İtirazın Kesin Kaldırılması

Yayınlanma: 31 Aralık 2018Son Güncellenme: 06 Temmuz 2021
İtirazın Kesin Kaldırılması

Konu Özeti

Borçlunun itirazı ile duran takibe devam edilebilmesi için alacaklının itirazı bertaraf etmesi gerekmektedir. Burada elinde alacağın varlığına dair İİK 68. maddede belirtilen belgelerden birinin varlığı halinde alacaklı itirazın kesin kaldırılması yoluna başvurabilir.

Bu konuda
  • Ödeme itirazın kaldırılma yöntemlerini
  • İtirazın kesin kaldırılmasının nasıl ilerlediğini
  • İtirazın kesin kaldırılmasına yönelik belirtilen belgelerin neler olduğunu
  • İcra İflas Kanunun 68. maddesindeki belgelerin niteliğini
öğreneceksiniz.

İtirazın Kesin Kaldırılması

Borçlunun borca itiraz etmesi ile alacaklı tarafından başvurulacak yollardan birisidir.
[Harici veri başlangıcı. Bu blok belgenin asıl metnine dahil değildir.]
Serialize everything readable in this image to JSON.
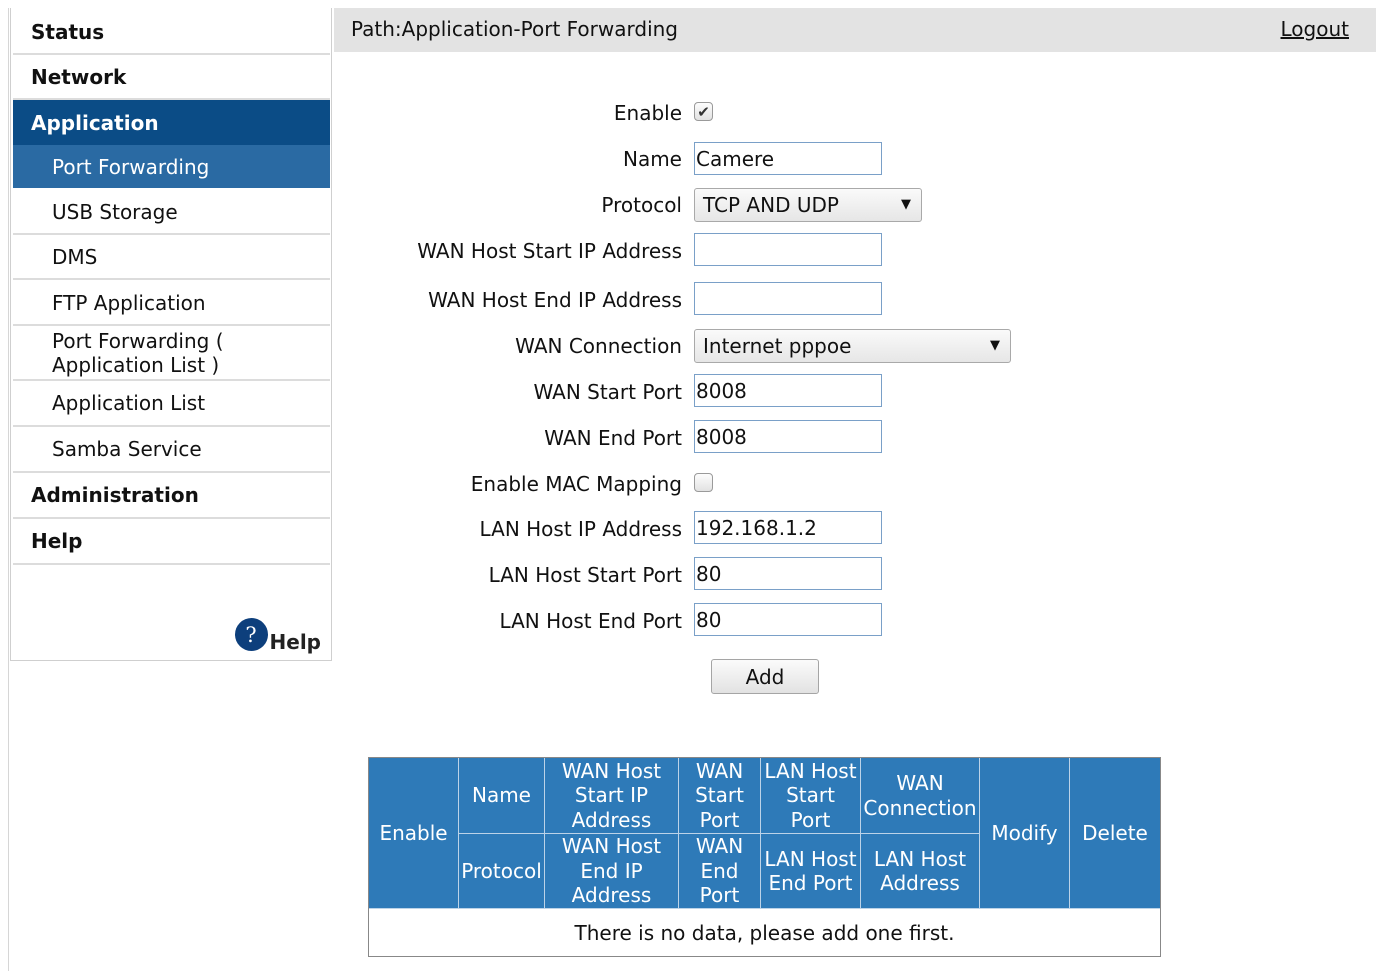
{
  "header": {
    "path": "Path:Application-Port Forwarding",
    "logout": "Logout"
  },
  "sidebar": {
    "items": [
      {
        "label": "Status",
        "level": "top"
      },
      {
        "label": "Network",
        "level": "top"
      },
      {
        "label": "Application",
        "level": "top",
        "active": true
      },
      {
        "label": "Port Forwarding",
        "level": "sub",
        "active": true
      },
      {
        "label": "USB Storage",
        "level": "sub"
      },
      {
        "label": "DMS",
        "level": "sub"
      },
      {
        "label": "FTP Application",
        "level": "sub"
      },
      {
        "label": "Port Forwarding (\nApplication List )",
        "level": "sub"
      },
      {
        "label": "Application List",
        "level": "sub"
      },
      {
        "label": "Samba Service",
        "level": "sub"
      },
      {
        "label": "Administration",
        "level": "top"
      },
      {
        "label": "Help",
        "level": "top"
      }
    ],
    "help_icon_glyph": "?",
    "help_label": "Help"
  },
  "form": {
    "enable": {
      "label": "Enable",
      "checked": true
    },
    "name": {
      "label": "Name",
      "value": "Camere"
    },
    "protocol": {
      "label": "Protocol",
      "value": "TCP AND UDP",
      "caret": "▼"
    },
    "wan_host_start_ip": {
      "label": "WAN Host Start IP Address",
      "value": ""
    },
    "wan_host_end_ip": {
      "label": "WAN Host End IP Address",
      "value": ""
    },
    "wan_connection": {
      "label": "WAN Connection",
      "value": "Internet pppoe",
      "caret": "▼"
    },
    "wan_start_port": {
      "label": "WAN Start Port",
      "value": "8008"
    },
    "wan_end_port": {
      "label": "WAN End Port",
      "value": "8008"
    },
    "mac_mapping": {
      "label": "Enable MAC Mapping",
      "checked": false
    },
    "lan_host_ip": {
      "label": "LAN Host IP Address",
      "value": "192.168.1.2"
    },
    "lan_host_start_port": {
      "label": "LAN Host Start Port",
      "value": "80"
    },
    "lan_host_end_port": {
      "label": "LAN Host End Port",
      "value": "80"
    },
    "add_label": "Add",
    "check_glyph": "✔"
  },
  "table": {
    "enable": "Enable",
    "name": "Name",
    "protocol": "Protocol",
    "wan_host_start_ip": "WAN Host\nStart IP\nAddress",
    "wan_host_end_ip": "WAN Host\nEnd IP\nAddress",
    "wan_start_port": "WAN\nStart\nPort",
    "wan_end_port": "WAN\nEnd\nPort",
    "lan_host_start_port": "LAN Host\nStart\nPort",
    "lan_host_end_port": "LAN Host\nEnd Port",
    "wan_connection": "WAN\nConnection",
    "lan_host_address": "LAN Host\nAddress",
    "modify": "Modify",
    "delete": "Delete",
    "empty_message": "There is no data, please add one first."
  },
  "colors": {
    "active_top": "#0b4c86",
    "active_sub": "#2a6aa3",
    "table_header": "#2e7ab8",
    "path_bar": "#e3e3e3"
  }
}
Alacağı İİK madde 68-68/b maddelerinde, belirtilen belgelerden birine dayanan alacaklı, borçlunun borca itirazı üzerine, itirazın iptali davası açmak yerine itirazın kesin kaldırılması yoluna başvurabilir.

Madde 68/1 – Talebine itiraz edilen alacaklının takibi, imzası ikrar veya noterlikçe tasdik edilen borç ikrarını içeren bir senede yahut resmi dairelerin veya yetkili makamların yetkileri dahilinde ve usulüne göre verdikleri bir makbuz veya belgeye müstenitse, alacaklı itirazın kendisine tebliği tarihinden itibaren altı ay içinde itirazın kaldırılmasını isteyebilir. Bu süre içerisinde itirazın kaldırılması istenilmediği takdirde yeniden ilamsız takip yapılamaz.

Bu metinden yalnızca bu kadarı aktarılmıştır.